I don’t have a good way of articulating my distaste of AI-generated art yet. It feels: cringe, tasteless, manufactured, clickbait. It’s like a SHEIN ripoff of something beautiful and handmade. It has a novelty factor that feels cheap. I don’t respect it.

Other people have expressed these sentiments better than me. Here are a couple that I enjoyed recently:

“Most AI images look like shit. AI “artists” are quick to lecture me that generative tools are improving every day and what they spit out won’t always look this way – I think that’s beside the point. What makes AI imagery so lousy isn’t the technology itself, but the cliché and superficial creative ambitions of those who use it. A video of a cyber-punk jellyfish or a collie in sunglasses on a skateboard generated by Open AI’s new video-to-text model Sora aren’t bad because the animals in them look unrealistic; they’re bad because they’re mind-numbingly stupid. AI image generation is essentially a truncated exercise in taste; a product of knowing which inputs and keywords to feed the image-mashup machine, and the eye to identify which outputs contain any semblance of artistry. All that is to say: AI itself can’t generate good taste for you.”

Elizabeth Goodspeed on the importance of taste – and how to acquire it (via It’s Nice That)

“nobody asked, but AI is fundamentally incapable of producing worthwhile art, because what makes art worthwhile is its humanity. as tech is able to do new stuff, our cultural understanding of what is worthwhile art will shift to center whatever humans can do but tech can’t”

Adam Chase (via Twitter)


Reading on the internet

  • How To Center a Div by Josh Comeau – I read this thinking that I already knew how to centre a div so it’d be a refresher, and then I learned that margin-inline: auto is the equivalent of setting margin-left and margin-right to auto, and I realized that I know nothing, actually.
    • Josh describes the place-content: center method with css grid as the most ‘terse’ way to centre something, which I think is a delightful way of putting it.
    • He also writes: ‘An element with position: fixed is like a ladybug that lands on the window.’
    • Ah, if only all CSS writing were full of such reverence.
  • Muse retrospective by Adam Wiggins – an interesting post on the app Muse. I wanted to try Muse way back but never got around to it, since I ended up using Figjam and I never did the kind of research it’s well-suited for.
  • Tumblr and WordPress to Sell Users’ Data to Train AI Tools by Samantha Cole for 404 Media – how utterly depressing.
  • Where I’m at on the whole CSS-Tricks thing by Chris Coyier – it’s a bummer how DigitalOcean bought CSS-Tricks and then left it to die. CSS-Tricks is the blog. The flexbox guide is legendary.
  • Review: Chris Dixon’s Read Write Own by Molly White

Media

It’s been slow on this end.

  • There’s a new trailer for The Sympathizer – I’ve been looking forward to this since I saw the first trailer way back, and I’m excited we finally have a release date (April 14).

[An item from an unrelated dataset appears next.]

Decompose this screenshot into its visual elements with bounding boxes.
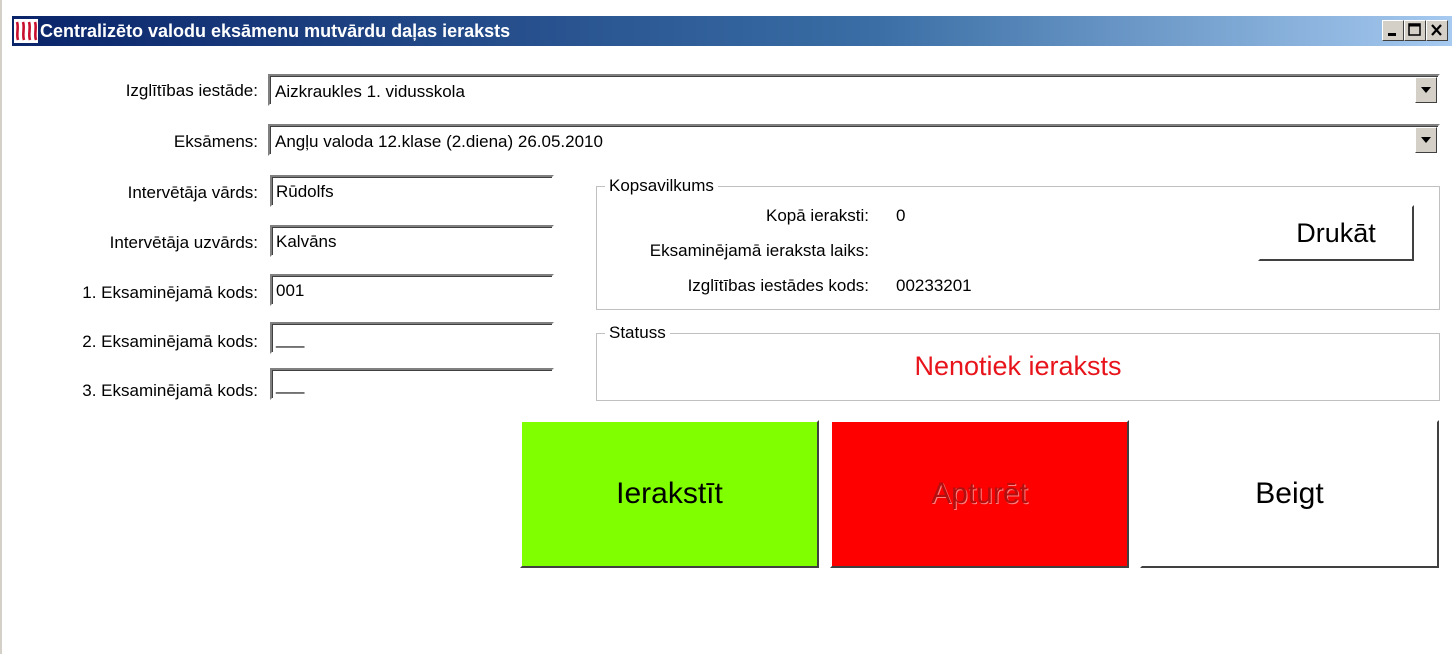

I’m going to try to reread the book before then.
  • I rewatched Dune in theatres, and I’m going to see Dune: Part Two tomorrow and I am very hyped.
  • I’m still playing FFXIV (though my friends will point out how I haven’t logged on in nearly two weeks). I am so close to the award-winning Heavensward expansion.
  • I’m on Destiny 2 sabbatical. Feels nice.
  • I’m still listening to Naruto music, which feels like a sign that I should go and finish my reread of it.

Other things

  • I’m casually on the hunt for a new RSS reader, and I got lots of lovely suggestions on Mastodon, but haven’t been able to sit down and do a whole proper evaluation yet.